Flash forward two months:  I had another epiphany this weekend. I was reading a personal finance blog (surprise) and the couple I read about became debt free this past Saturday, 10/9/10. The author went on at length about how they did it, and how good it felt to be free of the debt burden.

I thought: I said the same thing, but as I paid things off, I never stopped using credit.

I got up, went to my wallet, took out my cards and locked them in the safe in our basement.

Three days later, and here I sit, typing away on this beautiful fall day in Maine as I enjoy the sun. I haven't used credit or debted in any way since Saturday. And I began this blog. And you know what? I'm okay. I'm really fine. The sky hasn't fallen because I carried cash only.

And that's a good feeling.

Why Now?

It's time. I have, in the past, done tons of research and even managed to clear our credit card debt...a couple of times, actually.  But the truth of the matter is this:  since I was eighteen years old, I have always owed someone something.


My husband and I each came into our marriage with debt. We have, from time to time, managed to rid ourselves of large parts of it. But it's never been gone completely.

Today is our wedding anniversary. What better gift to ourselves than commit to changing our future? Our daughter is old enough now that she asks questions about money. What should I tell her about managing finances if we can't manage ours?

This is why it's NOW.

On Saturday, 10/9/10, I took my credit cards out of my wallet and locked them in the safe in our basement. (My husband doesn't carry any and hasn't for years.) From here on out, it's cash or debit only. And that's why I entitled this blog what I did...because the simple truth is, though I have often paid down debt, I've never actually stopped spending. This time, it's different.

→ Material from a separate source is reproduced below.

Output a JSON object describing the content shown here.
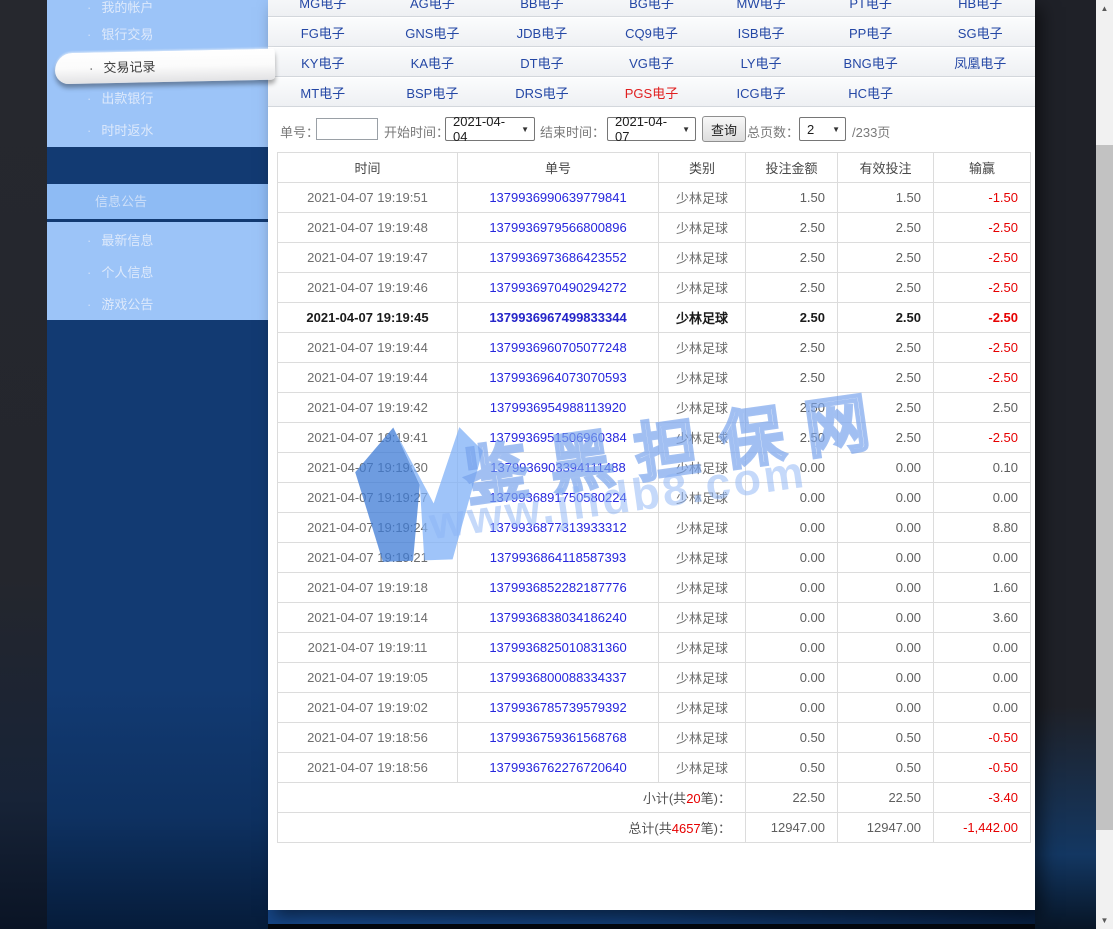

There. I said it. That was a load off my chest. Up next...the dirty laundry. I'll lay all the debt dirt out there. I'll start with our story.

Taking a Deep Breath

Good morning blog world:

Well, here I am, joining the ranks of personal finance blogging with my own little blog. I'll be using this space to share my thoughts as I embark upon a journey to kill debt, build wealth, and live a great life.

The hows and whys of my debt and how it came to be will come in a seperate post. Suffice it to ain't pretty.  (Is it ever?) 

If you're seeing this post, welcome. I hope you come back for more.